Memang, tidak mudah membuat komitmen untuk mengasihi Allah dan setia menjalaninya. Komitmen kita seringkali tidak mampu mencapai masa yang panjang. Stamina rohani kita tidak selalu berada dalam kondisi puncak. Bila dikalkulasikan, mungkin catatan kegagalan kita untuk memenuhi komitmen yang kita buat sendiri akan terlihat menumpuk. Kegagalan demi kegagalan mewarnai perjalanan iman kita. Inilah cermin dari natur lama kita sebagai manusia yang lemah dan berdosa. Kini, di hadapan kita terbentang tahun yang baru untuk ditempuh dan Ia hanya minta satu hal: "lebih dalam lagi mengasihi-Nya."
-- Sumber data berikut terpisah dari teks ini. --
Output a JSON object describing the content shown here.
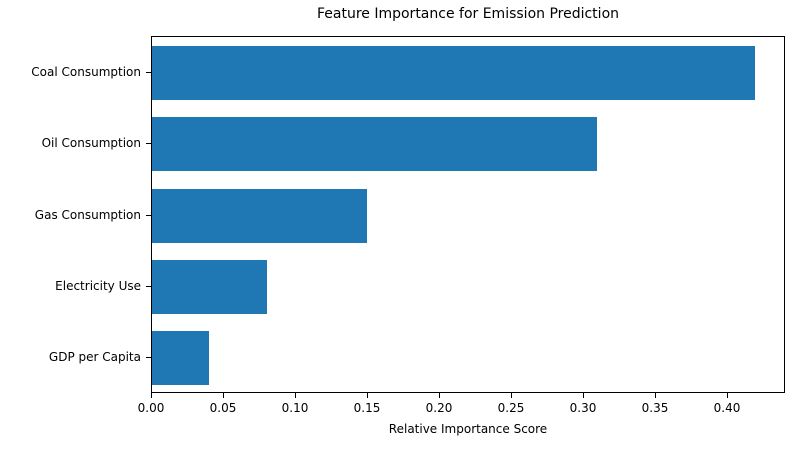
{
  "chart_data": {
    "type": "bar",
    "orientation": "horizontal",
    "title": "Feature Importance for Emission Prediction",
    "xlabel": "Relative Importance Score",
    "ylabel": "",
    "categories": [
      "Coal Consumption",
      "Oil Consumption",
      "Gas Consumption",
      "Electricity Use",
      "GDP per Capita"
    ],
    "values": [
      0.42,
      0.31,
      0.15,
      0.08,
      0.04
    ],
    "xlim": [
      0,
      0.44
    ],
    "xticks": [
      0.0,
      0.05,
      0.1,
      0.15,
      0.2,
      0.25,
      0.3,
      0.35,
      0.4
    ],
    "xtick_decimals": 2,
    "bar_color": "#1f77b4",
    "grid": false,
    "legend": null
  }
}
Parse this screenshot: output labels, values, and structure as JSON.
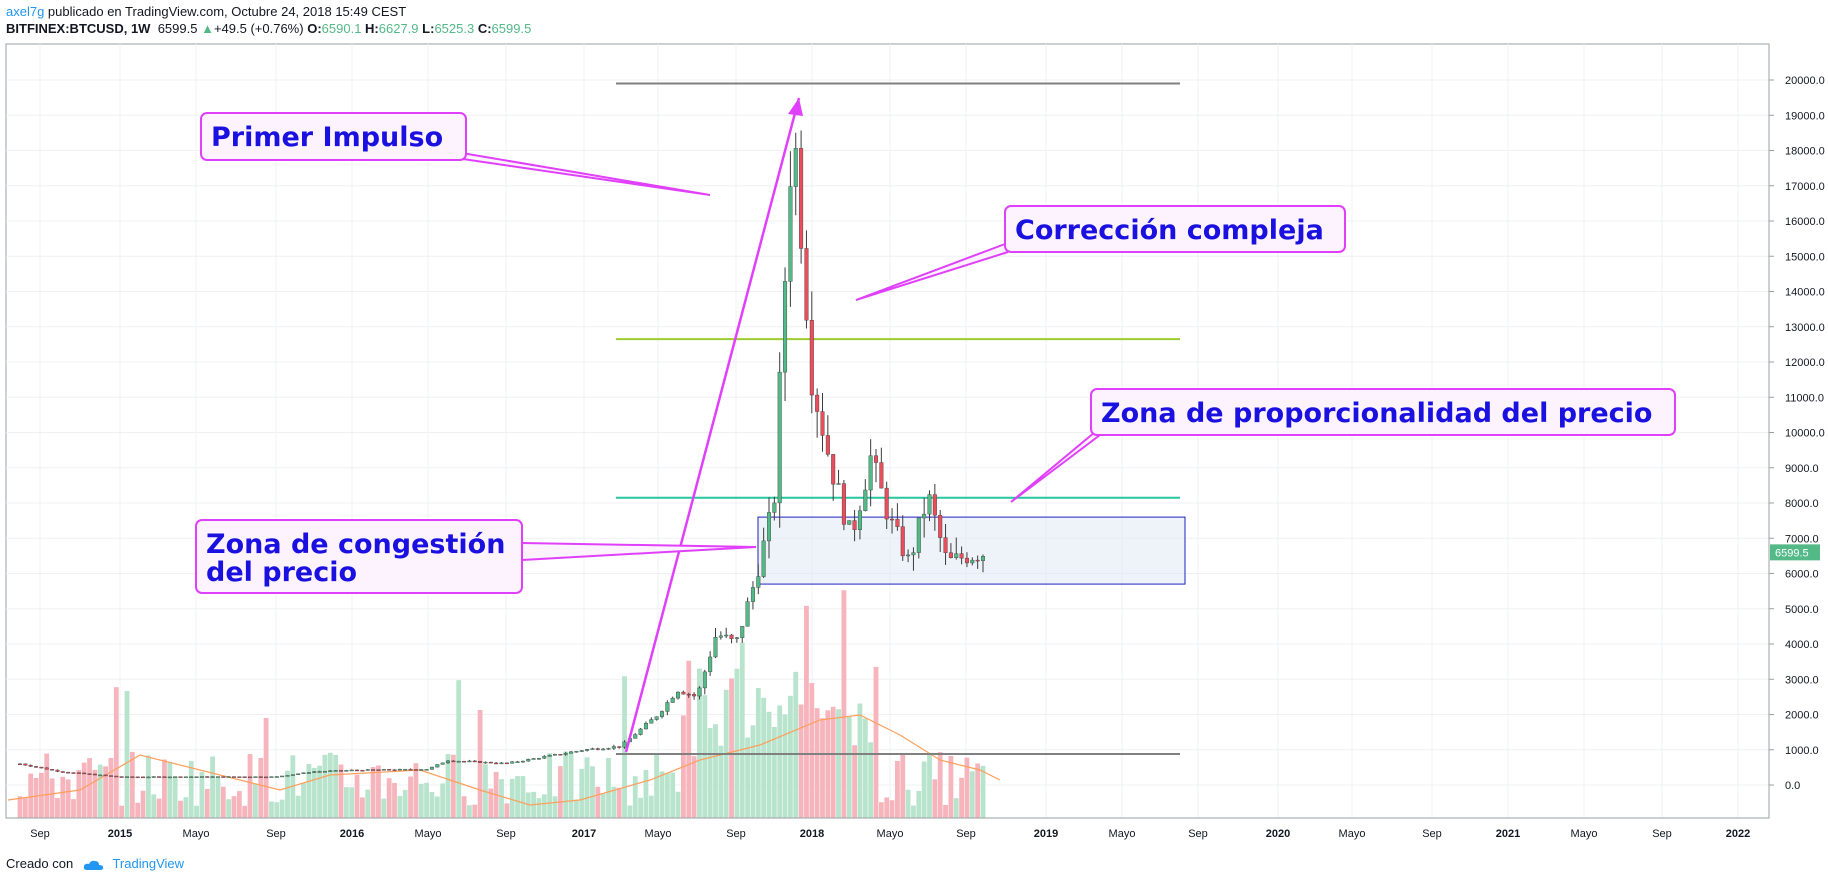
{
  "header": {
    "user": "axel7g",
    "published": " publicado en TradingView.com, Octubre 24, 2018 15:49 CEST",
    "symbol": "BITFINEX:BTCUSD, 1W",
    "last": "6599.5",
    "change": "+49.5 (+0.76%)",
    "open_label": "O:",
    "open": "6590.1",
    "high_label": "H:",
    "high": "6627.9",
    "low_label": "L:",
    "low": "6525.3",
    "close_label": "C:",
    "close": "6599.5"
  },
  "footer": {
    "created_label": "Creado con",
    "brand": "TradingView"
  },
  "colors": {
    "up": "#53b987",
    "down": "#eb4d5c",
    "vol_up": "#b8e3cc",
    "vol_down": "#f6b5bc",
    "annotation_border": "#e040fb",
    "annotation_text": "#1a10e0",
    "level_gray": "#808080",
    "level_green": "#9ccc30",
    "level_teal": "#26c6a0",
    "zone_border": "#2020c0",
    "zone_fill": "#dfe9f3",
    "ma_line": "#ff9f5a"
  },
  "chart_data": {
    "type": "candlestick",
    "y_ticks": [
      "20000.0",
      "19000.0",
      "18000.0",
      "17000.0",
      "16000.0",
      "15000.0",
      "14000.0",
      "13000.0",
      "12000.0",
      "11000.0",
      "10000.0",
      "9000.0",
      "8000.0",
      "7000.0",
      "6000.0",
      "5000.0",
      "4000.0",
      "3000.0",
      "2000.0",
      "1000.0",
      "0.0"
    ],
    "x_ticks": [
      "Sep",
      "2015",
      "Mayo",
      "Sep",
      "2016",
      "Mayo",
      "Sep",
      "2017",
      "Mayo",
      "Sep",
      "2018",
      "Mayo",
      "Sep",
      "2019",
      "Mayo",
      "Sep",
      "2020",
      "Mayo",
      "Sep",
      "2021",
      "Mayo",
      "Sep",
      "2022"
    ],
    "ylim": [
      0,
      20000
    ],
    "last_price_label": "6599.5",
    "price_path": [
      [
        "2014-08",
        600
      ],
      [
        "2014-10",
        380
      ],
      [
        "2015-01",
        230
      ],
      [
        "2015-05",
        235
      ],
      [
        "2015-09",
        235
      ],
      [
        "2015-11",
        380
      ],
      [
        "2016-01",
        420
      ],
      [
        "2016-05",
        450
      ],
      [
        "2016-06",
        700
      ],
      [
        "2016-09",
        610
      ],
      [
        "2016-12",
        900
      ],
      [
        "2017-01",
        1000
      ],
      [
        "2017-03",
        1100
      ],
      [
        "2017-05",
        2000
      ],
      [
        "2017-06",
        2700
      ],
      [
        "2017-07",
        2500
      ],
      [
        "2017-08",
        4300
      ],
      [
        "2017-09",
        4000
      ],
      [
        "2017-10",
        5800
      ],
      [
        "2017-11",
        8000
      ],
      [
        "2017-12",
        19000
      ],
      [
        "2018-01",
        11500
      ],
      [
        "2018-02",
        9000
      ],
      [
        "2018-03",
        7000
      ],
      [
        "2018-04",
        9300
      ],
      [
        "2018-05",
        7500
      ],
      [
        "2018-06",
        6300
      ],
      [
        "2018-07",
        8200
      ],
      [
        "2018-08",
        6300
      ],
      [
        "2018-09",
        6500
      ],
      [
        "2018-10",
        6599.5
      ]
    ],
    "levels": [
      {
        "name": "top",
        "value": 19900
      },
      {
        "name": "green",
        "value": 12650
      },
      {
        "name": "teal",
        "value": 8150
      },
      {
        "name": "bottom",
        "value": 880
      }
    ],
    "zone": {
      "from": "2017-10",
      "to": "2019-03",
      "low": 5700,
      "high": 7600
    },
    "annotations": [
      {
        "text": "Primer Impulso"
      },
      {
        "text": "Corrección compleja"
      },
      {
        "text": "Zona de proporcionalidad del precio"
      },
      {
        "text_lines": [
          "Zona de congestión",
          "del precio"
        ]
      }
    ]
  }
}
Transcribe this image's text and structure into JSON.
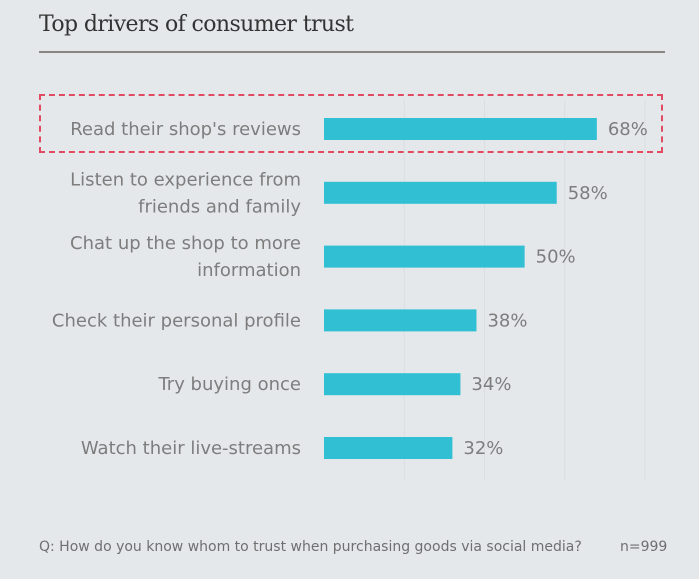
{
  "chart_data": {
    "type": "bar",
    "orientation": "horizontal",
    "title": "Top drivers of consumer trust",
    "categories": [
      [
        "Read their shop's reviews"
      ],
      [
        "Listen to experience from",
        "friends and family"
      ],
      [
        "Chat up the shop to more",
        "information"
      ],
      [
        "Check their personal profile"
      ],
      [
        "Try buying once"
      ],
      [
        "Watch their live-streams"
      ]
    ],
    "values": [
      68,
      58,
      50,
      38,
      34,
      32
    ],
    "value_labels": [
      "68%",
      "58%",
      "50%",
      "38%",
      "34%",
      "32%"
    ],
    "xlim": [
      0,
      80
    ],
    "grid": true,
    "highlighted_index": 0,
    "bar_color": "#31bfd3",
    "highlight_color": "#e04a63"
  },
  "footer": {
    "question": "Q: How do you know whom to trust when purchasing goods via social media?",
    "sample": "n=999"
  }
}
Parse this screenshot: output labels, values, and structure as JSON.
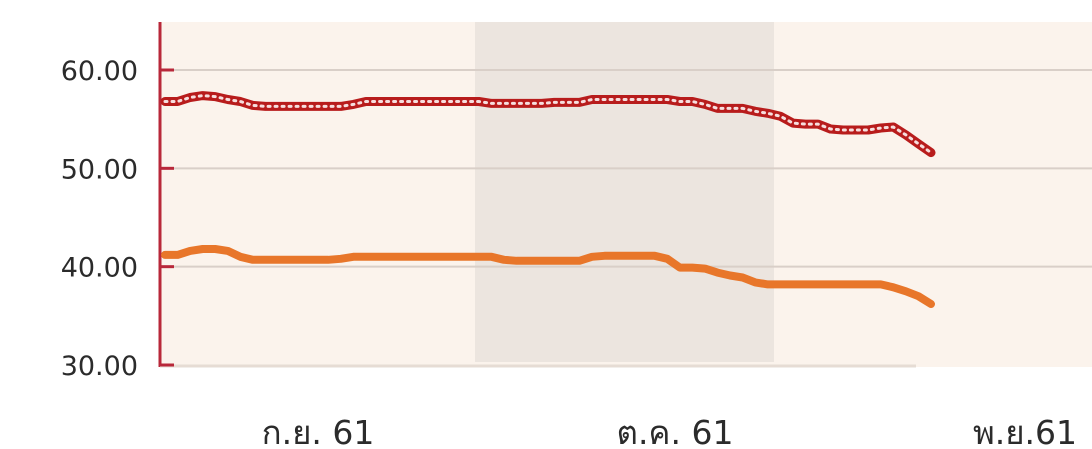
{
  "chart_data": {
    "type": "line",
    "title": "",
    "xlabel": "",
    "ylabel": "",
    "ylim": [
      30,
      60
    ],
    "yticks": [
      "60.00",
      "50.00",
      "40.00",
      "30.00"
    ],
    "ytick_values": [
      60,
      50,
      40,
      30
    ],
    "x_month_labels": [
      "ก.ย. 61",
      "ต.ค. 61",
      "พ.ย.61"
    ],
    "grid": true,
    "legend": "none",
    "highlighted_period": "ต.ค. 61",
    "series": [
      {
        "color": "#b81c1c",
        "style": "dotted-line",
        "values": [
          56.8,
          56.8,
          57.2,
          57.4,
          57.3,
          57.0,
          56.8,
          56.4,
          56.3,
          56.3,
          56.3,
          56.3,
          56.3,
          56.3,
          56.3,
          56.5,
          56.8,
          56.8,
          56.8,
          56.8,
          56.8,
          56.8,
          56.8,
          56.8,
          56.8,
          56.8,
          56.6,
          56.6,
          56.6,
          56.6,
          56.6,
          56.7,
          56.7,
          56.7,
          57.0,
          57.0,
          57.0,
          57.0,
          57.0,
          57.0,
          57.0,
          56.8,
          56.8,
          56.5,
          56.1,
          56.1,
          56.1,
          55.8,
          55.6,
          55.3,
          54.6,
          54.5,
          54.5,
          54.0,
          53.9,
          53.9,
          53.9,
          54.1,
          54.2,
          53.4,
          52.5,
          51.6
        ]
      },
      {
        "color": "#e8762a",
        "style": "solid",
        "values": [
          41.2,
          41.2,
          41.6,
          41.8,
          41.8,
          41.6,
          41.0,
          40.7,
          40.7,
          40.7,
          40.7,
          40.7,
          40.7,
          40.7,
          40.8,
          41.0,
          41.0,
          41.0,
          41.0,
          41.0,
          41.0,
          41.0,
          41.0,
          41.0,
          41.0,
          41.0,
          41.0,
          40.7,
          40.6,
          40.6,
          40.6,
          40.6,
          40.6,
          40.6,
          41.0,
          41.1,
          41.1,
          41.1,
          41.1,
          41.1,
          40.8,
          39.9,
          39.9,
          39.8,
          39.4,
          39.1,
          38.9,
          38.4,
          38.2,
          38.2,
          38.2,
          38.2,
          38.2,
          38.2,
          38.2,
          38.2,
          38.2,
          38.2,
          37.9,
          37.5,
          37.0,
          36.2
        ]
      }
    ]
  }
}
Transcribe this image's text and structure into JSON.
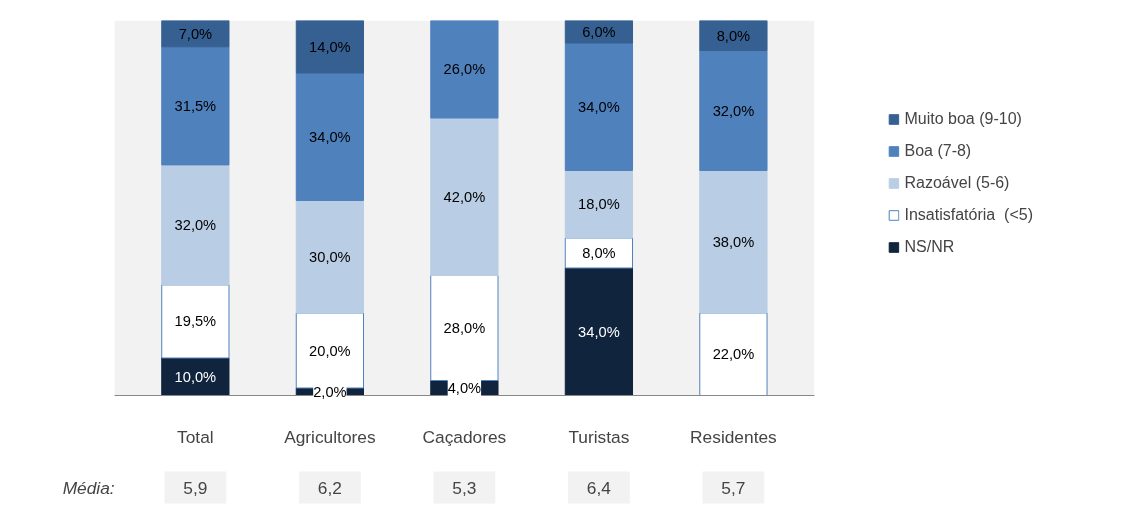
{
  "chart_data": {
    "type": "bar",
    "stacked": true,
    "data_labels": true,
    "legend": "right",
    "grid": false,
    "categories": [
      "Total",
      "Agricultores",
      "Caçadores",
      "Turistas",
      "Residentes"
    ],
    "series": [
      {
        "name": "NS/NR",
        "color": "#10243e",
        "values": [
          10.0,
          2.0,
          4.0,
          34.0,
          null
        ],
        "value_labels": [
          "10,0%",
          "2,0%",
          "4,0%",
          "34,0%",
          null
        ]
      },
      {
        "name": "Insatisfatória  (<5)",
        "color": "#ffffff",
        "values": [
          19.5,
          20.0,
          28.0,
          8.0,
          22.0
        ],
        "value_labels": [
          "19,5%",
          "20,0%",
          "28,0%",
          "8,0%",
          "22,0%"
        ]
      },
      {
        "name": "Razoável (5-6)",
        "color": "#b9cde5",
        "values": [
          32.0,
          30.0,
          42.0,
          18.0,
          38.0
        ],
        "value_labels": [
          "32,0%",
          "30,0%",
          "42,0%",
          "18,0%",
          "38,0%"
        ]
      },
      {
        "name": "Boa (7-8)",
        "color": "#4f81bd",
        "values": [
          31.5,
          34.0,
          26.0,
          34.0,
          32.0
        ],
        "value_labels": [
          "31,5%",
          "34,0%",
          "26,0%",
          "34,0%",
          "32,0%"
        ]
      },
      {
        "name": "Muito boa (9-10)",
        "color": "#366092",
        "values": [
          7.0,
          14.0,
          null,
          6.0,
          8.0
        ],
        "value_labels": [
          "7,0%",
          "14,0%",
          null,
          "6,0%",
          "8,0%"
        ]
      }
    ],
    "annotations": [
      "Média:",
      "5,9",
      "6,2",
      "5,3",
      "6,4",
      "5,7"
    ]
  }
}
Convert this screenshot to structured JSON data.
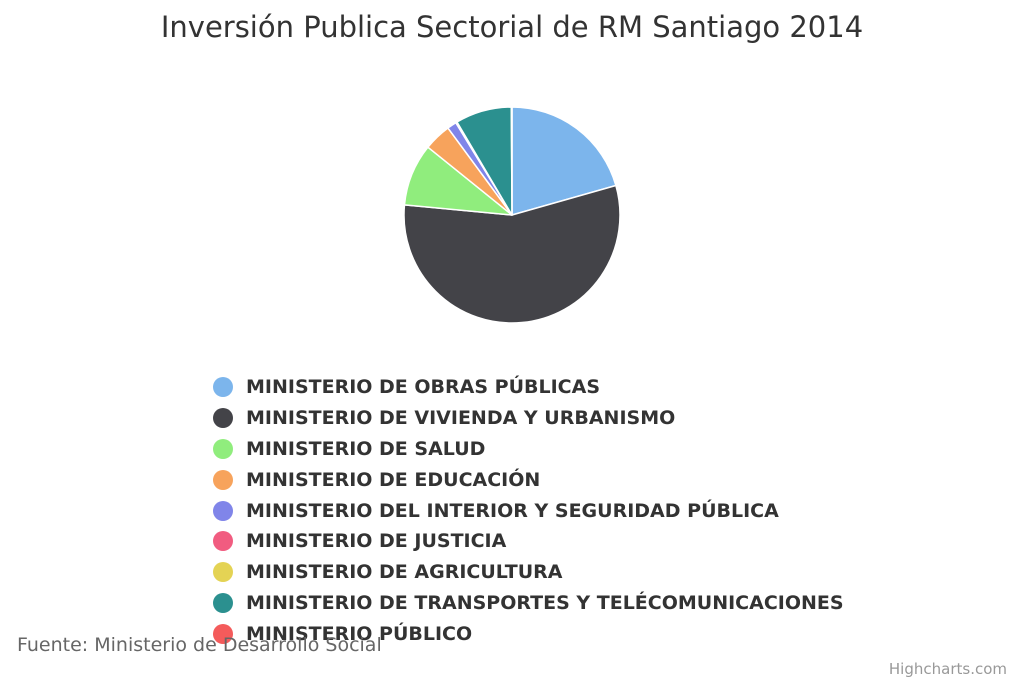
{
  "chart_data": {
    "type": "pie",
    "title": "Inversión Publica Sectorial de RM Santiago 2014",
    "series": [
      {
        "name": "MINISTERIO DE OBRAS PÚBLICAS",
        "value": 20.6,
        "color": "#7cb5ec"
      },
      {
        "name": "MINISTERIO DE VIVIENDA Y URBANISMO",
        "value": 55.9,
        "color": "#434348"
      },
      {
        "name": "MINISTERIO DE SALUD",
        "value": 9.3,
        "color": "#90ed7d"
      },
      {
        "name": "MINISTERIO DE EDUCACIÓN",
        "value": 4.1,
        "color": "#f7a35c"
      },
      {
        "name": "MINISTERIO DEL INTERIOR Y SEGURIDAD PÚBLICA",
        "value": 1.4,
        "color": "#8085e9"
      },
      {
        "name": "MINISTERIO DE JUSTICIA",
        "value": 0.1,
        "color": "#f15c80"
      },
      {
        "name": "MINISTERIO DE AGRICULTURA",
        "value": 0.1,
        "color": "#e4d354"
      },
      {
        "name": "MINISTERIO DE TRANSPORTES Y TELÉCOMUNICACIONES",
        "value": 8.4,
        "color": "#2b908f"
      },
      {
        "name": "MINISTERIO PÚBLICO",
        "value": 0.1,
        "color": "#f45b5b"
      }
    ],
    "legend_position": "bottom"
  },
  "source": "Fuente: Ministerio de Desarrollo Social",
  "credits": "Highcharts.com"
}
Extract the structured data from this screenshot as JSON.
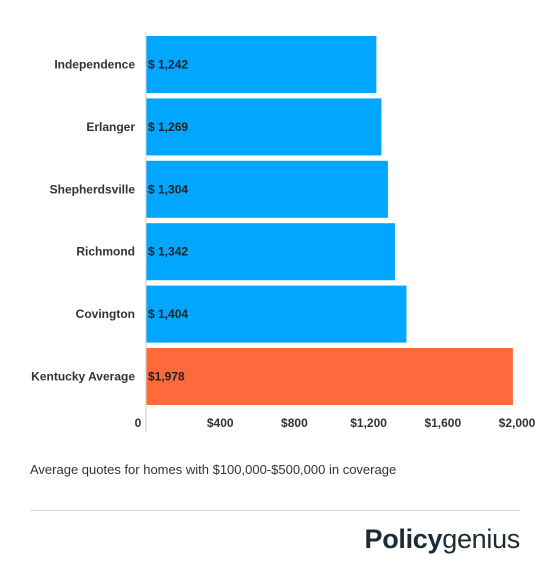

Yesus tidak membutuhkan hal lain dari kita selain komitmen kita, yang meskipun berulang-ulang jatuh dan bangun, dan janji-janji kita yang coba kita penuhi dengan lebih keras lagi di tahun baru ini. Jika tekad kita menaati Allah, lalu ternyata tidak menolong kita untuk setia, maka itu juga yang akan membuat kita tidak berhasil di tahun baru ini, maka itu artinya kita telah salah bertindak. Yesus hanya meminta kasihmu. Jika kita sungguh-sungguh mengasihi-Nya, maka baik sikap, ketundukan maupun penyerahan diri, bahkan pelayanan kita kepada-Nya di tahun yang baru ini akan lebih berkualitas seperti yang Ia kehendaki.
Doa: Tuhan kami ingin menjadikan Engkau sebagai Tuhan atas hidup kami dan tidak hanya sekadar memanggil Engkau Tuhan. Roh Kudus, kami memohon kiranya Engkau meyakinkan dan menyempurnakan kami sehingga kami dapat mencapai apa yang Bapa ingin kami lakukan. Kami berdoa agar kerajaan kami lenyap sehingga kerajaan-Mu yang hadir dan Engkau bertakhta dalam hati kami. Kiranya kehendak kami dihancurkan sehingga kehendak-Mu dapat terlaksana di bumi seperti di surga. Amin.